Der Kaiser schlug sich durch Seitenwege und Gestrüpp. Er kam an einen verfallenen Turm; stieg ihn hinauf und sah hinab. Das Land lag noch vor dem ersten Frühling. Bäume, Häuser, Wiesen-, Dächer, Kuppeln, Erde, Himmel: alles Gelb in Grau und Grau in Gelb. Monatelang schon herrschten diese Farben über Peking. Sie ermüdeten ihn. Er sehnte sich nach blauem Meer, nach grünen Wiesen, nach roten Lippen, nach den roten bemalten Lippen seiner kleinen Kaiserin -deren Lippen rot und zart waren wie die Lippen der geheimnisvollen Göttin im Tempel der Enthaltsamkeit, die nur er kannte. Er hatte sie entdeckt eines Tages in einem halb­verschütteten Gewölbe, das zerschlagen worden war von den Geschossen der fremden Barbaren. Sie war die beste, die reinste, die schönste Göttin. Er betete zu ihr in allen schmerzlichen Stunden seines Daseins. – Der Kaiser lag auf dem Turm, auf dem pelziges, grausilbernes Moos wucherte. Da hörte er Wehklagen und sah in einen Hof, wo der Die­ner, der ihm früh den Tee serviert hatte, mit Bambushieben regaliert wurde. Über die gelbe Haut flössen kleiner hell­rote Blutbäche. Der Kaiser empfand ein leises Wohlbehagen,

als er das Rot in all dem Grau und Gelb aufschimmern sah. Er stieg den gebrechlichen Turm hinab, wobei er eine Fle­dermaus ins Tageslicht scheuchte. Er ging weiter durch die unendlichen Gärten. Er kam durch kleine Zypressenhaine, an Lotosteichen, kleinen Tempeln, Marmorbauten vorbei, an Landschaften, die er noch nie gesehen. Er stieg auf ei­ner Brücke empor, die sich wie ein Kamelrücken wölbte: in neun Bögen über neun Kanäle.
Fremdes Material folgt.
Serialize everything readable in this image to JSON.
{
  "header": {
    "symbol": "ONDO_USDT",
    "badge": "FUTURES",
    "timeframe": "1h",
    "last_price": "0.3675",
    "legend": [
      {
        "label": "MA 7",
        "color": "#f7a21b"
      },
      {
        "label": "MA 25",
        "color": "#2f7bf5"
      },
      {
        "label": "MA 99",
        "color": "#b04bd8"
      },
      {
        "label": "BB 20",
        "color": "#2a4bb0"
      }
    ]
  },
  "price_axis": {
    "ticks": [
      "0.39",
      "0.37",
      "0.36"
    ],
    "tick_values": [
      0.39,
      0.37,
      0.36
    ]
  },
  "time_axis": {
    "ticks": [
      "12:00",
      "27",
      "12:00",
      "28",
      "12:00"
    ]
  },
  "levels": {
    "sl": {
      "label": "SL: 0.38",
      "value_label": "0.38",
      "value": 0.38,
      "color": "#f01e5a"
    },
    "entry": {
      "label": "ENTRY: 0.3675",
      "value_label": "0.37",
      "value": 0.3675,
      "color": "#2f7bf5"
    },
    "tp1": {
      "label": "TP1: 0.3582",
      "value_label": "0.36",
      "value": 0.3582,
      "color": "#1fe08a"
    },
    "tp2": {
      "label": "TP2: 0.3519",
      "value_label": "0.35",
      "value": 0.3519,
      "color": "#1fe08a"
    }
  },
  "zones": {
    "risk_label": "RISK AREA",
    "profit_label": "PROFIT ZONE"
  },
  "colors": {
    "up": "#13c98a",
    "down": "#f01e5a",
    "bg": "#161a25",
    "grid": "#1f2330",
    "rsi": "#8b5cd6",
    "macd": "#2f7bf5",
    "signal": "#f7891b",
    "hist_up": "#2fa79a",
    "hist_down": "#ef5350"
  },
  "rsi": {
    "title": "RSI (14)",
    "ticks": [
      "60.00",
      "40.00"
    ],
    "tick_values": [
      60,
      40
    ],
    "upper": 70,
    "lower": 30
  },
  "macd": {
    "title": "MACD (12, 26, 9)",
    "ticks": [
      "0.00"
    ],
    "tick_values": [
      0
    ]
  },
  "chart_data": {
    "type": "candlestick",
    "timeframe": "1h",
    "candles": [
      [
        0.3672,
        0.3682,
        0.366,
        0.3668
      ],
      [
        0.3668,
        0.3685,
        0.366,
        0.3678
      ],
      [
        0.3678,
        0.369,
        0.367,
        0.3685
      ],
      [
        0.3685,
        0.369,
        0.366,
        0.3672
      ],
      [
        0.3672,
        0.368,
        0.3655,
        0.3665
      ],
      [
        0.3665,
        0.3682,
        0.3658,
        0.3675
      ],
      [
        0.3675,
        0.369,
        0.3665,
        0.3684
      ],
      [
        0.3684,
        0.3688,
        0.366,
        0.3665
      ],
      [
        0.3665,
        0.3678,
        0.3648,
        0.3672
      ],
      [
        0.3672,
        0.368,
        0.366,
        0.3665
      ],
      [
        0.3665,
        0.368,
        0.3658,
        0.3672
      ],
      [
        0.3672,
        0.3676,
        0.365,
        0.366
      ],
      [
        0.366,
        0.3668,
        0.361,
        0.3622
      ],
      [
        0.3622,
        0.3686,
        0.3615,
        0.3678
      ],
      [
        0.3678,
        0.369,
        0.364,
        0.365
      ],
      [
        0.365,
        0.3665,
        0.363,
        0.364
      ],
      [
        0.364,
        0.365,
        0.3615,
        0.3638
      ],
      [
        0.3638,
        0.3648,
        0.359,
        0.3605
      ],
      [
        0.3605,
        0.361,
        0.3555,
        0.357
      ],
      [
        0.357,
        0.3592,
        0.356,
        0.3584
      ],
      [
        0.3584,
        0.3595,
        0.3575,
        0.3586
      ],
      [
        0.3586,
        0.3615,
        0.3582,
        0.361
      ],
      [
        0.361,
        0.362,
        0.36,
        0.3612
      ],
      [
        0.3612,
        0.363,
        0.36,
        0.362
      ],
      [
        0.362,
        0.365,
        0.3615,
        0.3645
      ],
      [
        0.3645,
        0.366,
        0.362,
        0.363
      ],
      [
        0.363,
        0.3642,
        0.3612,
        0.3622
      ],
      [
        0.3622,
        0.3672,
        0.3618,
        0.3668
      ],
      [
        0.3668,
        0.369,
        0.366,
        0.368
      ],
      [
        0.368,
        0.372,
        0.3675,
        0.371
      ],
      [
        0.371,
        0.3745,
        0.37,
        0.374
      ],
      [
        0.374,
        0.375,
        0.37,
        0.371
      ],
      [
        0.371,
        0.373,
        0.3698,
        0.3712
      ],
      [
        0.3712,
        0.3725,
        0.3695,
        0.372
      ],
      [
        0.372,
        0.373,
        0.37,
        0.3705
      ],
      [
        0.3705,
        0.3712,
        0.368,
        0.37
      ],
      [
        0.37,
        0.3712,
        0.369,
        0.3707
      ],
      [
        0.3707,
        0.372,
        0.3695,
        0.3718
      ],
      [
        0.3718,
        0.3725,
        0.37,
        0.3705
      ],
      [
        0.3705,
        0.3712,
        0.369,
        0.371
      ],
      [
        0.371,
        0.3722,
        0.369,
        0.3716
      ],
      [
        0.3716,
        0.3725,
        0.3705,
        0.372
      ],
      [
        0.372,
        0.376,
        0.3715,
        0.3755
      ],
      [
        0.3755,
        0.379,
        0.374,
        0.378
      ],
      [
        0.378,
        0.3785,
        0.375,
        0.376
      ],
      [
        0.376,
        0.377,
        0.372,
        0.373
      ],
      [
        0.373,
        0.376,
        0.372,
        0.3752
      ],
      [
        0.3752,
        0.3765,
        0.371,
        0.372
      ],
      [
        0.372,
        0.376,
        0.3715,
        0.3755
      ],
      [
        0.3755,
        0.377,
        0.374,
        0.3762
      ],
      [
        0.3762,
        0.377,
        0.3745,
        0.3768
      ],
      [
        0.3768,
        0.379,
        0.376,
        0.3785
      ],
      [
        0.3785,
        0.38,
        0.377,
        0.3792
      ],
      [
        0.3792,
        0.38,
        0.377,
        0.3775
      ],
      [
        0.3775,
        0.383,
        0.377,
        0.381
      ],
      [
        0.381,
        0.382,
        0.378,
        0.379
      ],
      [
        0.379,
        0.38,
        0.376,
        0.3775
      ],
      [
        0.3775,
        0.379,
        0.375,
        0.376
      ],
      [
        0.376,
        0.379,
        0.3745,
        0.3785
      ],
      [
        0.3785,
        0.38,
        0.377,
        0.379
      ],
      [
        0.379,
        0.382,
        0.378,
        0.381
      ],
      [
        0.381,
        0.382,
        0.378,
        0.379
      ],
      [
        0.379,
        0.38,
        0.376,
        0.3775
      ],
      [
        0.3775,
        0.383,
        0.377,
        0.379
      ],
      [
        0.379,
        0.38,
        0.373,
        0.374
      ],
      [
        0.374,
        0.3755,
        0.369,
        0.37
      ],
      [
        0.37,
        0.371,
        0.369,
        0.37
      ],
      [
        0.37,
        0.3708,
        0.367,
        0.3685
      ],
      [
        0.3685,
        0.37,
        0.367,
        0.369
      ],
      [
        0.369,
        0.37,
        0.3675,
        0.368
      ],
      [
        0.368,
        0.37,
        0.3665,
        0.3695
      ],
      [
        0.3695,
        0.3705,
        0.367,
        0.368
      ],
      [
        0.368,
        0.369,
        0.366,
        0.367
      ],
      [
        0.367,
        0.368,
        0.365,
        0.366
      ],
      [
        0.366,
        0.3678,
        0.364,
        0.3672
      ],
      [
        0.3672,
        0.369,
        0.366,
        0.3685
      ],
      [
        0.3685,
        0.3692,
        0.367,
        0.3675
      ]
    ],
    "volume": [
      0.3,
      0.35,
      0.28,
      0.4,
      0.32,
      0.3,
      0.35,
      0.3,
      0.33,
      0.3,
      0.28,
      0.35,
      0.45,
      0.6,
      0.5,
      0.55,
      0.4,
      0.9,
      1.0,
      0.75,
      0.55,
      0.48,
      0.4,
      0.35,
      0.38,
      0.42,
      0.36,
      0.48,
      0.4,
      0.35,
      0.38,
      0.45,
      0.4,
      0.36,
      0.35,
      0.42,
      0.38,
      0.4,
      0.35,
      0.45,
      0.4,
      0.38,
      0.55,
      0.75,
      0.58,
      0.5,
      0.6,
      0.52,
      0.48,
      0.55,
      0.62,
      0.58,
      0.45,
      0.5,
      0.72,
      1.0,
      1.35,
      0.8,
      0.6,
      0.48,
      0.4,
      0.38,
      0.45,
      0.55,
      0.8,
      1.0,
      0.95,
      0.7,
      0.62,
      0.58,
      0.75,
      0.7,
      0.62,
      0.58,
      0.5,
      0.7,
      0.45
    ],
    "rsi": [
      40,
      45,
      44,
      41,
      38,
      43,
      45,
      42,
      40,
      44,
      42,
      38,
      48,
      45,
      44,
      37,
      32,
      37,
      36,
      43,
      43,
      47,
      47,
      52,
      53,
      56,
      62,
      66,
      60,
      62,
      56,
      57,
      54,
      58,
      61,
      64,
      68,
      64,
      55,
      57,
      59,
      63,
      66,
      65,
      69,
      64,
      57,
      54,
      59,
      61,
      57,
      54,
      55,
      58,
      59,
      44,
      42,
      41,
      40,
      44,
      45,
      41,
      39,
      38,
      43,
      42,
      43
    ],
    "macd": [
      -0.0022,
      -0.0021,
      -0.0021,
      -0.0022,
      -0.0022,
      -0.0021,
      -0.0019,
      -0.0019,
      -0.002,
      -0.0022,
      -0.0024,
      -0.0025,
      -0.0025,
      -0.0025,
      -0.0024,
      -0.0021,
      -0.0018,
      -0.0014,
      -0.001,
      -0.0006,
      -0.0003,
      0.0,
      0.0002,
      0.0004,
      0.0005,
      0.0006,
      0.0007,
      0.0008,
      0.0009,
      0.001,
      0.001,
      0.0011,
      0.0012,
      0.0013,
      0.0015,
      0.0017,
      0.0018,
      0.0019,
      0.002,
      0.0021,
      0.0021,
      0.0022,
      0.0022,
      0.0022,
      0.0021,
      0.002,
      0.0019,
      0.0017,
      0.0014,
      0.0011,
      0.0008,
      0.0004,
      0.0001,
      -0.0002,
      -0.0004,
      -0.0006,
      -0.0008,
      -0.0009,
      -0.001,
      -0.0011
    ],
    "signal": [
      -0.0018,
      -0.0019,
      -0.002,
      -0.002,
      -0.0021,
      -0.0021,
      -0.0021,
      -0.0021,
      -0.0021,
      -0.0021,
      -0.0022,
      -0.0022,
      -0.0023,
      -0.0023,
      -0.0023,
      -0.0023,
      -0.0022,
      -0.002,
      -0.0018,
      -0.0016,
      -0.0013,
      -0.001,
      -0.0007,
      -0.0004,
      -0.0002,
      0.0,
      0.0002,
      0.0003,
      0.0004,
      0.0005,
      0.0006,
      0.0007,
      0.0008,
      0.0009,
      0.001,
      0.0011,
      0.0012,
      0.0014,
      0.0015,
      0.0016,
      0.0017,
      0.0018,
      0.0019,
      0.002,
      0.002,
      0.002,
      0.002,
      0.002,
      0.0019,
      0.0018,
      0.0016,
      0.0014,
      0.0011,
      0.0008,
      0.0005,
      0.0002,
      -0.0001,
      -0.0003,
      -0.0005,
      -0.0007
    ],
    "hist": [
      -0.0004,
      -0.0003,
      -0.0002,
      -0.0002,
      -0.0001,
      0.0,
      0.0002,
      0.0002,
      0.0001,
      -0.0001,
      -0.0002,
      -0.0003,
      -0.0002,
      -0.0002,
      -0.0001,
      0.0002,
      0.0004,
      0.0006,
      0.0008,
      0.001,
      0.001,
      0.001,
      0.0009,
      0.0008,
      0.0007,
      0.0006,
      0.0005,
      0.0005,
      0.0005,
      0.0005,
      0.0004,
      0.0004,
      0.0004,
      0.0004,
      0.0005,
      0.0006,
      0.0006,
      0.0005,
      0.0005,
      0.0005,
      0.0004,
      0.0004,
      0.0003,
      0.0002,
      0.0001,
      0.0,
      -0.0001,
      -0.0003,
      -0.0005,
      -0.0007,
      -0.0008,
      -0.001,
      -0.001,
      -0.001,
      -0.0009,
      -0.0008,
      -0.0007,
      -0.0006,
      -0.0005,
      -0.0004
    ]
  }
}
Auf der Höhe der Brücke blieb er, an das Geländer gelehnt, stehen und blickte hinab, wo die Gärtner im Teich die alten Lotospflanzen versetzten und jungen Raum gaben. In der Mitte ließen sie eine kleine Wasserstraße für die Gondeln und Lustjachten frei. Man­che der Gärtner standen bis zum Nabel im Wasser. Einige sangen ein monotones Lied:

Lotosblüte,
Tochter des Himmels,
Lustgeborne, Lusterkorne,
Wie bald verduftest, verblühst, verfaulst
Auch du –

Einer der Aufseher sah zufällig zur Brücke empor und ent­deckte den Kaiser in der Gärtnertracht. Er schwang seinen Bambusstab: „He, du Faulpelz, du Lump, du Tagedieb, willst wie der Kaiser vom Thron zusehen, wie andere arbeiten! Herunter mit dir, sonst lasse ich dir die Bastonade auf die Fuß­sohlen geben!“ Der Kaiser lachte und lief die Brücke auf der anderen Seite flink hinab. Er fand einen Kahn lose angekettet und stakte sich auf das andere Ufer. Enten und Wassertauben begleiteten seinen silbernen Weg. Er sprang über eine Wiese, dann in ein dichtes Farngebüsch. In einer Lichtung warf er sich zu Boden und schlief sofort ein.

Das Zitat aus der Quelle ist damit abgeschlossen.